The Best Possible Life

Advocating for a minimum wage

July 27, 2009 · Leave a Comment

Written by Sichu Mali, summer intern

Prior to being appointed as the Secretary of Labor in 1933, Frances spent 15 years as a member of the Consumers’ League and as an industrial commissioner in New York State. In 1918, she had accepted Governor Al Smith’s invitation to become the first female member of the New York State Industrial Commission. In 1926, she became the chairperson of the commission. During her years as the member and later, as the chairperson of this commission, she championed better working hours and conditions, compensation for work-related injuries, and a minimum wage. An article titled ‘Average Pay is $13, says Miss Perkins’ which was published in the New York American on November 19, 1929 stands as a testimony to Frances’s endorsement of the minimum wage issue.
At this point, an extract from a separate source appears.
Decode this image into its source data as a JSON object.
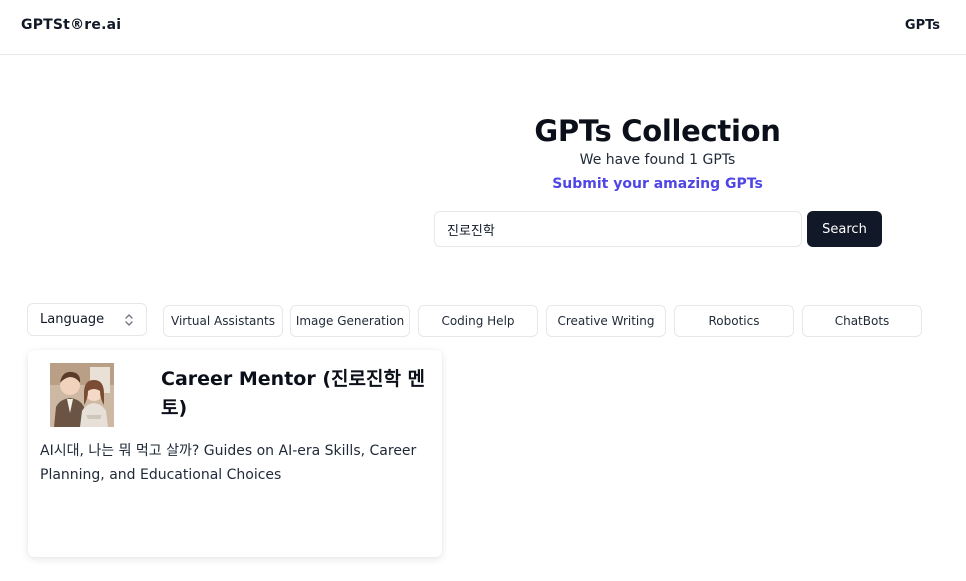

The article reports that in 1929, a single woman living alone in Manhattan needed $19.70 weekly “to maintain life according to a minimum standard of health and comfort.” Yet the average wage offered to beginner girls and women in the city varied from $13 to $15 a week. It was impossible for the average working girl to make ends meet on the wages she was earning. These points were brought up by Frances, then the New York Industrial Commissioner, in an address before the Association to Promote Proper Housing for Girls, held at the Hotel Pennsylvania.  There, she had asked for wages “high enough so that there should be no demand for a subsidy for working girls.” She expressed her opinion as follows:

minimum wage quote

While Frances’s idea about a reasonable living wage was not fully realized until she became the Secretary of Labor, as this article shows, she had begun advocating for it earlier in her career.